The association of volume of feeds (> 100ml/kg/d or less) and type of formula (cow’s milk) with the incidence of NEC in the preoperative period was evaluated in a multivariable logistic regression model that was built by including clinically relevant and all other risk factors found to be significantly associated with NEC (P = .05) in univariate analysis.


After screening 878 infants 546 were found to be eligible for the study. The incidence of NEC was 3.3% before the surgery and developed a median of 5 days after feeds were started. Large volume feeds defined as feeding volume more than 100 ml/kg/day was associated with an increased risk of NEC. Exclusive unfortified human milk diet was protective, with a significantly lower risk for NEC when controlled for other risk factors like feeding volume, birth weight small for gestational age, race, inotropic support preoperatively/pre-NEC, prematurity (gestational age <37 weeks), and cardiac lesion. Infants with biventricular ductal dependent blood flow had increased risk of NEC but were probably confounded by the fact that they were younger, had long wait times before surgery and were fed high volume, nonhuman milk diet.

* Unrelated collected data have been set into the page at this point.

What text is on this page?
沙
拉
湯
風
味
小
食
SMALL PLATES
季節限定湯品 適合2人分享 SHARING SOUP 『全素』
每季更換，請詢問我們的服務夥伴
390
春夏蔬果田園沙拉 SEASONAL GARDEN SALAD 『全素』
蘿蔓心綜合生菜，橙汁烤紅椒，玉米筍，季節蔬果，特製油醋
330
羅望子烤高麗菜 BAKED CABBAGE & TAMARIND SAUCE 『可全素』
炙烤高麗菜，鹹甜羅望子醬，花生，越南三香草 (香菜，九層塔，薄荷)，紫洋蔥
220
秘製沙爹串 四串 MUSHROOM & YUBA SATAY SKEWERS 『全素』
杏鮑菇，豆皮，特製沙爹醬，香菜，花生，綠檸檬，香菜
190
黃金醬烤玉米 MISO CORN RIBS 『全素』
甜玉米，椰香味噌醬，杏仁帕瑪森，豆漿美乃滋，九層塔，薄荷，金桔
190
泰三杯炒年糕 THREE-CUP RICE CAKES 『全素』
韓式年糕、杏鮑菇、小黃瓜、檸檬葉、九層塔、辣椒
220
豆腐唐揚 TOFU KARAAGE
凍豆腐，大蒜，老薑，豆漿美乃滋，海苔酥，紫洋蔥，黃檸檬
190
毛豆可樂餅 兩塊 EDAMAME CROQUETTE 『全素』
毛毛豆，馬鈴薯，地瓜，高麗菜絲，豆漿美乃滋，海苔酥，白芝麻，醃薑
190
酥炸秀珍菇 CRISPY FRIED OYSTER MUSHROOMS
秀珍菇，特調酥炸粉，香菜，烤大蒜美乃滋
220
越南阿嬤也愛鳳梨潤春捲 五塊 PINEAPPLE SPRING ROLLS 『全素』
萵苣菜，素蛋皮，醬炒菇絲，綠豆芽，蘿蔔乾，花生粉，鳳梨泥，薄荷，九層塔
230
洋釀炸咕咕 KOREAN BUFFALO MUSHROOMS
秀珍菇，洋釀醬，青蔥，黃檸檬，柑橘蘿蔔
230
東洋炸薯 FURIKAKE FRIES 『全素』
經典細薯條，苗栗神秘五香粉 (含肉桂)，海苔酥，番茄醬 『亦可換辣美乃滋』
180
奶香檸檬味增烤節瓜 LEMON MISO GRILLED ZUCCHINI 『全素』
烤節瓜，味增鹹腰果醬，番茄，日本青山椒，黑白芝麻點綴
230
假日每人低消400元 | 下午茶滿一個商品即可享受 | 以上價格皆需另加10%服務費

The study is limited by being an evaluation of a single-center practice and outcomes and as such the results may not be generalizable, however, the sample size is large and contained decent case-mix severity. Like other studies on necrotizing enterocolitis, the definition of NEC and Bell staging, especially for stage 1 ( 8 out of 18) is subjective as acknowledged by the authors but every effort was taken to standardize. Whether these risk factors apply to severe stages of NEC is unclear due to the rarity of the outcomes in comparison to sample size when analyzed separately. The study suggests that caution should be exercised in the preoperative period when feeding infants with critical heart lesions of any gestational age regardless of the type and ductal dependency. Feeding volumes < 100ml/kg/d and using unfortified human milk diet seem to decrease the risk of this GI complication with major morbidity.